11 thoughts on “Onward Christian Convicts

  1. Like Torquemada before him Huckababy was called of God to hasten the heathens appearance before the judgment seat of Christ. There’s nothing wrong with giving a reluctant heathen a nudge into the lake of fire.

  2. So if a convict is “one of us” (in the Huckster’s mind, that is) then that’s OK? It doesn’t even matter what “us” is in that context (Christian, American, white, heterosexual, male, right-handed, whatever), to base a decision on that principle automatically makes one unsuitable for ANY office.

    And last time I checked, the “bedrock of public policy” in the US was never intended to be a theocracy. What a sorry sack of s***.

  3. Also, to add, the “bedrock of public policy” is not determined by a religious sect formed in 1845 over the issue of slavery.

    As much as the Church of England gets its fair share of ridicule for breaking off from the Roman Catholic Church over the issue of a king wanting to divorce his wife, the Southern Baptists broke off form the other Baptists in the US because SOUTHERN because they supported slavery. Just sayin’.

  4. Which is, of course, why we have a separation of church and state. The pardon power of the president, and I’d assume many governorships, is unchecked. The only check being the public saying, “You pardoned this guy?” Hucks may have just been checked.

  5. Now we’ll never really know what was up with Maurice Clemmons, because the cops done killed him.

    After the Ft. Hood shootings, my Rightie coworkers expressed anger over Maj. Nadal surviving the incident. This kind of caused me to flip out at them: What is it with you guys?! You’re so scared of trials and due process! I want to know WHY he did this.

    Way too much “Fear of Facts” in that crowd.

  6. huck ran for public office and won. Took the oath of office to uphold man’s law with one hand on the bible…and once in office he administers his god’s law. That is a recipe for failure.

  7. Pingback: Huckabee’s Hypocritical Pardon Patterns « Mercury Rising 鳯女

  8. The death penalty is an atavistic aberration and like our ‘tails’ and ‘gills’ which went by the wayside a long time ago because they no longer served a purpose – not to mention how unattractive we might look sporting them – it’s time it went by the wayside.

    Years ago when I lived in Yemen I became fascinated with their rendering of the death penalty. Staged in a public square, the guilty’s head was cut off to the roar of the crowd and the seeming delight of the guilty’s dead victim’s relatives.

    However, like any seemingly simple political act, there was intrigue. If the family of the victim could come up with a bunch of money to pay the state executioner, the head of the guilty was sawed off – very slowly. However, if the familty of the guilty could come up a bunch of money to pay the state executioner, the head of the guilty came off like lightening.

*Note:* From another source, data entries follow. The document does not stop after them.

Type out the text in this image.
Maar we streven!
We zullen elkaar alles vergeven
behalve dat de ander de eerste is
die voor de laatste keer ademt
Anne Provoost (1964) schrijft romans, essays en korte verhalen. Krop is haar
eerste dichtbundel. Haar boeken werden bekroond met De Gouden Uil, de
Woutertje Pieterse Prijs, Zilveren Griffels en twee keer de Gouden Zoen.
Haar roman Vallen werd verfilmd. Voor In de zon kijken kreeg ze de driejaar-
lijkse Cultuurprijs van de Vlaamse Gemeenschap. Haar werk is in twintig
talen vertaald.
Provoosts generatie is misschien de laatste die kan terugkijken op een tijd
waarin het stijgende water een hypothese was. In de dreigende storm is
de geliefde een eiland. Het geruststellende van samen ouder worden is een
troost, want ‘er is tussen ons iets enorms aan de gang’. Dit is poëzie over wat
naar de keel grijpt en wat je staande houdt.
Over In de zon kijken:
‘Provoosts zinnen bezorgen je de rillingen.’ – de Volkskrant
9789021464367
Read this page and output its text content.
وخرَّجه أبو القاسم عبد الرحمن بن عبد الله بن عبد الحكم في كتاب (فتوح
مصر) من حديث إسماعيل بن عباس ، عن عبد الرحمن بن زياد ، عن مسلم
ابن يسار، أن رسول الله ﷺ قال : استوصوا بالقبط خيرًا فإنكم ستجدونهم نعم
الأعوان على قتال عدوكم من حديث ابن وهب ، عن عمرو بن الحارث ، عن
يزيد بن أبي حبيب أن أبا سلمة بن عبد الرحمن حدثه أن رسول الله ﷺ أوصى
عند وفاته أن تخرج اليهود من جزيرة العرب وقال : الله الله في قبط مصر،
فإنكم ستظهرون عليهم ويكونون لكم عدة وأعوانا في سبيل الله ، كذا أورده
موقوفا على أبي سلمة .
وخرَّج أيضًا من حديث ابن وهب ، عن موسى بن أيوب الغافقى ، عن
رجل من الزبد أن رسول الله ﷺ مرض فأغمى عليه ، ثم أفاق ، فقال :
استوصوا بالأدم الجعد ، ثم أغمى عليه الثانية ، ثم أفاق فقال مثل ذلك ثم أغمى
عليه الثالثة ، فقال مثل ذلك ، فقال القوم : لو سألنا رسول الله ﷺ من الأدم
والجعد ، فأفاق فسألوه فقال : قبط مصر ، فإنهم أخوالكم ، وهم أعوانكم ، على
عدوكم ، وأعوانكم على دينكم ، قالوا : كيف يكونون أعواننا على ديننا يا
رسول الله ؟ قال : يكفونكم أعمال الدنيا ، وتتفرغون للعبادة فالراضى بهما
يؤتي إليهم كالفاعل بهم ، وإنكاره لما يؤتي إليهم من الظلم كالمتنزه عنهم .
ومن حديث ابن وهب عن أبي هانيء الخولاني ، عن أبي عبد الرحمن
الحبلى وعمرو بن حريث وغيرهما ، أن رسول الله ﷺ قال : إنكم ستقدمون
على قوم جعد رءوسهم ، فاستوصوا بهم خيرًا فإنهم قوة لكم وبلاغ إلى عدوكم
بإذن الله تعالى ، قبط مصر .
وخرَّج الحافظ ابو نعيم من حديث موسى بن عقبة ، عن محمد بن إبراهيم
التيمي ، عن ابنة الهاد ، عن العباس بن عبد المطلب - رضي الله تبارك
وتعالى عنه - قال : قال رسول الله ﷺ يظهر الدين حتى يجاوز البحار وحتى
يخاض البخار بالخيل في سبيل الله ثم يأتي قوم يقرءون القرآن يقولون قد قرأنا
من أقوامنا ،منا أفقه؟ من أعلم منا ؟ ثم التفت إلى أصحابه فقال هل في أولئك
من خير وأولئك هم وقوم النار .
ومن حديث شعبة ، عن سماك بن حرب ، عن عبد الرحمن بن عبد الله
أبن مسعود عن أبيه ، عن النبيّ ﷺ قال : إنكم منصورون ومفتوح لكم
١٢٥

    How something’s-wrong-with-this-process? Maybe, but the rich in America seldom if ever get our death penalty, but the poor? And then of course we throw up our hands at the barbarism of beheading while paying no attention to the opinion of the rest of the developed world which looks in horror at our continued rendering of our death penalty.

    End of rant.

  9. How long will we remain a third world country? Very few, if any–read the statistics–civilized and democratic countries have the death penalty. If you read, you will find out that due to numerous appeals, the death penalty costs the state more than life in jail. Believe me, I have visited jails and that is a viscous punishment. Though we claim they get such good treatment in a prison, try it sometime. They get medical care, but how long do they wait, sometimes until they are dead, food is atrocious, crowding is unreal. Read on in statistics and find out what the ratio of poor black prisoners to rich white prisoners. Money surely does talk in the country too. Until they find a method of positive identification for crimes the death penalty should be abolished. Even then, it causes the quandary of is it legal for the state to murder when it is illegal for a person?